Most powerful AI chip to date: AMD presents mobile Ryzen AI 300 processors
AMD presented two new notebook processors at Computex in Taipei. Previously known under the codename "Strix Point", the company is releasing the chips with a new name under the Ryzen AI 300 series.
The fact that an AI is in the name of AMD's latest mobile system-on-a-chip (SoC) is no coincidence with the Ryzen AI 300 series. The company wants to emphasise that the CPU is supported by a powerful Neural Processing Unit (NPU) with 50 trillion operations per second (TOPS) of AI performance. It is said to be the most powerful NPU of all manufacturers to date and of course it also fulfils the requirements that Microsoft places on AI PCs (40 TOPS). These chips are also likely to be in direct competition with the new Snapdragon X Plus and Elite, whose NPU is expected to deliver 45 TOPS.
Like the Snapdragon Elite chips from Qualcomm, the new AMD SoCs come without a big-little concept and therefore do not have special efficiency cores. They are designed to be efficient and powerful at the same time. The chips consist of up to twelve Zen 5 cores, an RDNA 3.5 GPU with up to 16 compute units (1024 shader units) and an XDNA 2 NPU (third generation). Their 50 TOPS correspond to a five-fold increase compared to the previous generation. Performance and power consumption are said to have been improved for the graphics - but AMD does not provide any more precise details. The CPU is said to have a per-clock performance increase (IPC) of 16 per cent on average. The chips are manufactured in a 4-nanometre process at TSMC.
A special feature of the design of the new SoCs is that only four Zen 5 cores are located separately from the NPU and GPU. The remaining cores, referred to by AMD as Zen 5C cores, are mounted on the same monolithic chip surface as the GPU and NPU. The 5Cs differ from the normal Zen 5 cores in their smaller size, which enables increased computing power and greater efficiency per square millimetre. The two models presented so far, Ryzen AI 9 HX 370 and Ryzen AI 9 365, have a total of 12 and 10 cores (24 and 20 threads), of which 8 and 6 are Zen 5C cores respectively.
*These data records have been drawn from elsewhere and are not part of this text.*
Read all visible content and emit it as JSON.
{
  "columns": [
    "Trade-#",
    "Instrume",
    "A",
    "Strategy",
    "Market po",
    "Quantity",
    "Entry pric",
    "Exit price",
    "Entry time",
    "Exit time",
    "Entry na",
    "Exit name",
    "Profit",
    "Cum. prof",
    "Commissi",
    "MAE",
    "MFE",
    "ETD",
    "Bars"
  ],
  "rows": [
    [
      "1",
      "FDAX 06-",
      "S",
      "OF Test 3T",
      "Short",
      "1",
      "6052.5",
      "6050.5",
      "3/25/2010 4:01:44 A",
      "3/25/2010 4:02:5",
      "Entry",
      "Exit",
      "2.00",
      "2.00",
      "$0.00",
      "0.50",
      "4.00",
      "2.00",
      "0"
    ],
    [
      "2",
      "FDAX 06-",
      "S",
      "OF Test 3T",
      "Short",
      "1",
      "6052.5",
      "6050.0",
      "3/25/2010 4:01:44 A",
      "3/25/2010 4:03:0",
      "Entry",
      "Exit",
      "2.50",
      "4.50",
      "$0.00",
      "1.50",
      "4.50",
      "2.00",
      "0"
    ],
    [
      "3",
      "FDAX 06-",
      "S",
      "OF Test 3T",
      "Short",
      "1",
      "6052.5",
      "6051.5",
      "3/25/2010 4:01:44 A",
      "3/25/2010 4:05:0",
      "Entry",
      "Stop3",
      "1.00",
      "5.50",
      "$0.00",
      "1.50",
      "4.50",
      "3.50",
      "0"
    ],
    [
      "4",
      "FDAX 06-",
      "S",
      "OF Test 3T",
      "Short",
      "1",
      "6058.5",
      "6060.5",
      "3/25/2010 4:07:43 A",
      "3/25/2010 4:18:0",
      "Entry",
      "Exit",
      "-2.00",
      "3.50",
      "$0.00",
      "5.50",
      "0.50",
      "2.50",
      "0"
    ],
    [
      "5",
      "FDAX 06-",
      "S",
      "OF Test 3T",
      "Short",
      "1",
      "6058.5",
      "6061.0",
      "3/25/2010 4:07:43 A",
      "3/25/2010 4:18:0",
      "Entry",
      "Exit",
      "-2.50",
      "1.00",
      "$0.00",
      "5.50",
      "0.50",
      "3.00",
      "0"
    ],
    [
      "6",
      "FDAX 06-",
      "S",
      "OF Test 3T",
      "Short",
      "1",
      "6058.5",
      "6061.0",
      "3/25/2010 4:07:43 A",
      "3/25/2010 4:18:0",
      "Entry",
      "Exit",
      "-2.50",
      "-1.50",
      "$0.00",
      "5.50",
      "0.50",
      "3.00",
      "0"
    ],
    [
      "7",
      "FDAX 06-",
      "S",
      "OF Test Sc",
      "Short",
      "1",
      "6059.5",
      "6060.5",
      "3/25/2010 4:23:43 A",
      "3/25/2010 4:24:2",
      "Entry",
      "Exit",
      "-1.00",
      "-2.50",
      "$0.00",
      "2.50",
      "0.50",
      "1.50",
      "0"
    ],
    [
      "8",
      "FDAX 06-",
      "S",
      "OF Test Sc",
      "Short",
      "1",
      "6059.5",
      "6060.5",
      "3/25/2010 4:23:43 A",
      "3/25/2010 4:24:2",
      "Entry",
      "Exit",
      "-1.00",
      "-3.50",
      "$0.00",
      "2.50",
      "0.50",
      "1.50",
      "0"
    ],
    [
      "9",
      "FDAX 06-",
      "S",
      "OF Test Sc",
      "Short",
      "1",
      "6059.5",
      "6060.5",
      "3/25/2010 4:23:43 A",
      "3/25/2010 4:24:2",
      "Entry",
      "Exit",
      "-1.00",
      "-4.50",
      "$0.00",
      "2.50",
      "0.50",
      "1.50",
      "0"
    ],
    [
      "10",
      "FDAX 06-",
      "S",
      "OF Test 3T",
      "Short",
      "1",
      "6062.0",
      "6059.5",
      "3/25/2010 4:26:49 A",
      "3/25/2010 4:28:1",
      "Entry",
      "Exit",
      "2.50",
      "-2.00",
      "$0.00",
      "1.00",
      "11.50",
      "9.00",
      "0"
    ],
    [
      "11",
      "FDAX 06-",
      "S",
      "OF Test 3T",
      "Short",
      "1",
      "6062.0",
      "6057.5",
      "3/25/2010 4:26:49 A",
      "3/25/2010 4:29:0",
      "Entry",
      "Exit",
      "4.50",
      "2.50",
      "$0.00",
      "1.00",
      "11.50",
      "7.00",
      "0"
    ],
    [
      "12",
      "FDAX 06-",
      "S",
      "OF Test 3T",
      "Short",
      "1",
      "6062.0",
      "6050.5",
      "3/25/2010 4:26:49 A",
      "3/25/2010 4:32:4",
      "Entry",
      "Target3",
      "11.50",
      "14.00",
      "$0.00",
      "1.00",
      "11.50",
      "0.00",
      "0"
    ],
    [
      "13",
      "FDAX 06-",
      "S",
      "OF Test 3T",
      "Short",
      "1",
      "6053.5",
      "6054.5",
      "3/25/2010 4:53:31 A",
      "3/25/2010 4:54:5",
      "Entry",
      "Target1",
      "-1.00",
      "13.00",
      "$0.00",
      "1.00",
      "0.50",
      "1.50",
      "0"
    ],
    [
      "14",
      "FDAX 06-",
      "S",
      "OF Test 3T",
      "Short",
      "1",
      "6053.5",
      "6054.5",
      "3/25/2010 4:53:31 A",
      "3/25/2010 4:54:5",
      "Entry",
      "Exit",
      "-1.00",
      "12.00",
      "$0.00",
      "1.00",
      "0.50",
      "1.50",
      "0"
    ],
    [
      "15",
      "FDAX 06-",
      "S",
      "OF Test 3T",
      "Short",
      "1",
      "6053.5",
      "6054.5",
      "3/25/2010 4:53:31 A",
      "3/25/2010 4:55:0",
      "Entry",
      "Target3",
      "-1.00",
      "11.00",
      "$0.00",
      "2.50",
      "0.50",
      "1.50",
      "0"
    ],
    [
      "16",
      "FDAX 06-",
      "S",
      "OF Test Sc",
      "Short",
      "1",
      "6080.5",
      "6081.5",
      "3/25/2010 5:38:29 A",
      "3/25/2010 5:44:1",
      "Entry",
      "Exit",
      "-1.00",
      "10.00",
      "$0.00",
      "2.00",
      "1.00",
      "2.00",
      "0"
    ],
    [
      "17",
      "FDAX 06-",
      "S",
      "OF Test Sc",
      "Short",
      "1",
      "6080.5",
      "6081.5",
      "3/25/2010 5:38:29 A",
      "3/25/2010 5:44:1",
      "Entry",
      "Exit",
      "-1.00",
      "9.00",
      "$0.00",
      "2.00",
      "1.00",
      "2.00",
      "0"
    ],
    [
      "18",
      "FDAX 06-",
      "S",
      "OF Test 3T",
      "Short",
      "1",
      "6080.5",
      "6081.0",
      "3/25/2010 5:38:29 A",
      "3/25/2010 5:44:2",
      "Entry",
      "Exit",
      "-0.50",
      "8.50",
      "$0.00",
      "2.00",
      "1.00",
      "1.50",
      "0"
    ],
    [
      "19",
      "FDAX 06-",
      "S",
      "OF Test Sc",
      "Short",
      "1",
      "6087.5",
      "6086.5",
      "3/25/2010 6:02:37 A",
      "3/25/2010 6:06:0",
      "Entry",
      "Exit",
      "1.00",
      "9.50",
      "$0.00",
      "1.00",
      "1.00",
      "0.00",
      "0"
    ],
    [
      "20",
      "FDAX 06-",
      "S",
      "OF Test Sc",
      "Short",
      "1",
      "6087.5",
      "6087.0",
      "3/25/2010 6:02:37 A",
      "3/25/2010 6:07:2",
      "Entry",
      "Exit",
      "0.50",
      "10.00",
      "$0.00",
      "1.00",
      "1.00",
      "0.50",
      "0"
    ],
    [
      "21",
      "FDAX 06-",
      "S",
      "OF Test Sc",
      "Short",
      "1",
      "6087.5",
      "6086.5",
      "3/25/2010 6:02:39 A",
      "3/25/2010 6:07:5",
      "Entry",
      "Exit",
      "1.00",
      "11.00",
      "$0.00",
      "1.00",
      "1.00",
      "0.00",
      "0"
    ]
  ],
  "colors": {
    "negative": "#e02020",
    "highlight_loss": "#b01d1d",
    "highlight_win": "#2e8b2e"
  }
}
In terms of power consumption, the new processors are not divided into different TDP versions (U-, HS-, H-series) as before. The notebook manufacturer can now choose from a range of 15 to 54 watts and set a so-called cTDP value. The TDP specification in the table above is therefore actually obsolete.
The first notebooks with the latest AMD Ryzen AI chip are scheduled for release in July 2024.